Lancaster attorney Jeffrey Conrad won’t defend Benjamin Klinger at an upcoming homicide trial after all.

Following months of debate over a potential conflict of interest, Conrad has withdrawn as Klinger’s attorney.

Lancaster County Judge Margaret Miller granted the motion to withdraw.

She also sealed a transcript and records of a Monday morning hearing regarding a Dec. 4 car crash in Rapho Township that resulted in Klinger being charged with homicide in the death of a passenger.

Klinger, 20, is charged with intentionally crashing his car on Route 283 and then smothering his ex-girlfriend, Samantha Heller, a 17-year-old McCaskey High School junior.

Also, according to newly filed documents in the case, prosecutors have several witnesses on tap for the February trial who are expected to describe Klinger’s “abusive” behavior toward Heller.

“At least now you don’t have to worry about her getting between me and you,” Klinger told his new girlfriend after Heller died, according to the court filing.

Miller will decide after an October hearing if that statement and other evidence is allowed at trial.

As for the Conrad conflict, the situation sparked a verbal clash between him and District Attorney Craig Stedman.

Stedman believed Conrad’s meeting with Heller in October regarding a separate case involving Klinger made it a conflict of interest for Conrad to represent Klinger in the homicide.

Conrad called Stedman’s motion to have him booted a “bully tactic.” Stedman called that assertion “idiotic.”

Miller ruled in January that Conrad could stay on the case.

Conrad, however, filed a motion this month to withdraw, which Miller granted.

There was no war of words this week. Conrad simply said, “I withdrew as counsel.”

Miller gave Klinger until Sept. 30 to hire a new attorney.

Stedman said Wednesday: “We were always concerned about the conflict, but it does not matter to us who counsel is. What matters is that justice is done on the facts and the law, regardless of who represents the defendant.”

Regarding the evidence motion, prosecutors are asking Miller to allow potentially damaging testimony against Klinger.

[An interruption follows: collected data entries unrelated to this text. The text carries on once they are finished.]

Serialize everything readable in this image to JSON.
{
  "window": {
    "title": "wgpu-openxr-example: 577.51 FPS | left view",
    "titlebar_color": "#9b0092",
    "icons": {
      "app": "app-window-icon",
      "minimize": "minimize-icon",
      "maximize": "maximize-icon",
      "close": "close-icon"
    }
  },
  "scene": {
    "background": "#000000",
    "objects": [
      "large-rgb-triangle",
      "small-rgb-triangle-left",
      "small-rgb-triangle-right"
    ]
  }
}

The lengthy motion to introduce prior actions — filed by prosecutors Christine Wilson and Mark Fetterman — involves witness interviews and other evidence, including:

• A note seized from Klinger’s car that shows his “motive, intent and absence of a mistake or accident.”

• Information that Heller was at Planned Parenthood the day before she died, but was never seen by a doctor. (Heller had told several people, including Klinger, she was pregnant, police allege. An autopsy revealed she was not pregnant.)

• Evidence that Klinger listed Heller in his cell phone contacts as “Dumb (expletive) Heller.”

• Testimony from Heller’s aunt about bruises she regularly saw on her niece’s body.

• Testimony from acquaintances that Klinger made Heller’s life “a living hell,” and that Klinger once threw her down a flight of stairs.

Prosecutors allege the killing was a final act in a cycle of abuse and will seek a first-degree murder conviction at trial.

Conrad previously said that Klinger was “very much in love” with Heller, while calling the murder allegation “shocking.”

A police officer testified at a preliminary hearing that Klinger’s car was traveling about 115 mph when he hit a guardrail on Route 283. There was no evidence of braking at the scene, the officer testified.

Another officer, first on the crash scene, testified that she found Heller face-down on the ground — with Klinger “sitting” on top of her.